Riyadh had been spared the spate of attacks that had rocked other Gulf cities including, Dubai in the United Arab Emirates, and Manama, the capital of Bahrain. Most of the city’s embassies, including the U.S. Embassy, are in a secluded, heavily secured and gated neighborhood called the Diplomatic Quarters.

But the fortifications there were built to prevent risks such as suicide attacks, not drones.

Iran has fired hundreds of missiles and drones at Gulf States in retaliation after the barrage of U.S. and Israeli strikes over the past three days. The majority of the Iranian attacks were intercepted, according to the governments of the gulf countries.

At least four people were killed and more than 100 others were injured in the attacks across the United Arab Emirates, Kuwait, Qatar, Bahrain and Oman as of Sunday, according to official reports tallied by the New York Times.

The toll of the fighting on U.S. service members also rose Monday, with six military personnel killed in the fighting, according to U.S. Central Command.

Iran has launched at least 390 missiles and 830 drone attacks across the Persian Gulf, home to several U.S. military bases, according to government reports. The United States Central Command said Sunday that Iran had attacked more than a dozen locations in the region, including civilian centers like airports, hotels and residential areas.

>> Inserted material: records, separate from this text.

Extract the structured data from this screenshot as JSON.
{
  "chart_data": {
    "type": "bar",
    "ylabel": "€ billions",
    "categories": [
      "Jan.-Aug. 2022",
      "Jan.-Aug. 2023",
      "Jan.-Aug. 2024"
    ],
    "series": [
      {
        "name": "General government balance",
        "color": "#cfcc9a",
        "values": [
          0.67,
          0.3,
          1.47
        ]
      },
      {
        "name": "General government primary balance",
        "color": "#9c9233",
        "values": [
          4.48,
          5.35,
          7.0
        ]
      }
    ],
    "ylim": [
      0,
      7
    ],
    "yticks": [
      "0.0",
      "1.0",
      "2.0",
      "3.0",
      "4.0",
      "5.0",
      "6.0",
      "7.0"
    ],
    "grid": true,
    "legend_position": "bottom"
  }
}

Early Tuesday, the United Arab Emirates’ ministry of defense said on social media that the Emirates’ air defenses were “dealing with a barrage of ballistic missiles coming from Iran.”

Similarly, the defense ministry of Bahrain said its air defense systems have successfully destroyed and downed 70 missiles and 76 drones from Iran since the conflict began.

Sirens also sounded in Israel and the military sent residents in several areas there to shelters after saying it detected launches from Iran for about an hour early Tuesday. The U.S. Embassy in Jerusalem had on Monday directed that all U.S. government employees and their family members continue to shelter in place in and near their residences until further notice, and said it would be closed Tuesday.

The hostilities in the region have left travelers scrambling. In recent days, airstrikes forced the closure of airports in Dubai, Abu Dhabi and Doha, Qatar. In Dubai, the largest Emirati city and the business and tourism capital of the Middle East, five-star hotels have caught fire, explosions have shattered the windows of apartment towers and the emirate’s bustling international airport was damaged, injuring four people.

The United States and Israel are also continuing to target Iran. Israel said it had targeted the Iranian regime’s broadcaster in Tehran around midnight.

In a post on social media Tuesday in the Middle East, U.S. Central Command said “this morning, U.S. forces are hitting Iran surgically, overwhelmingly, and unapologetically.”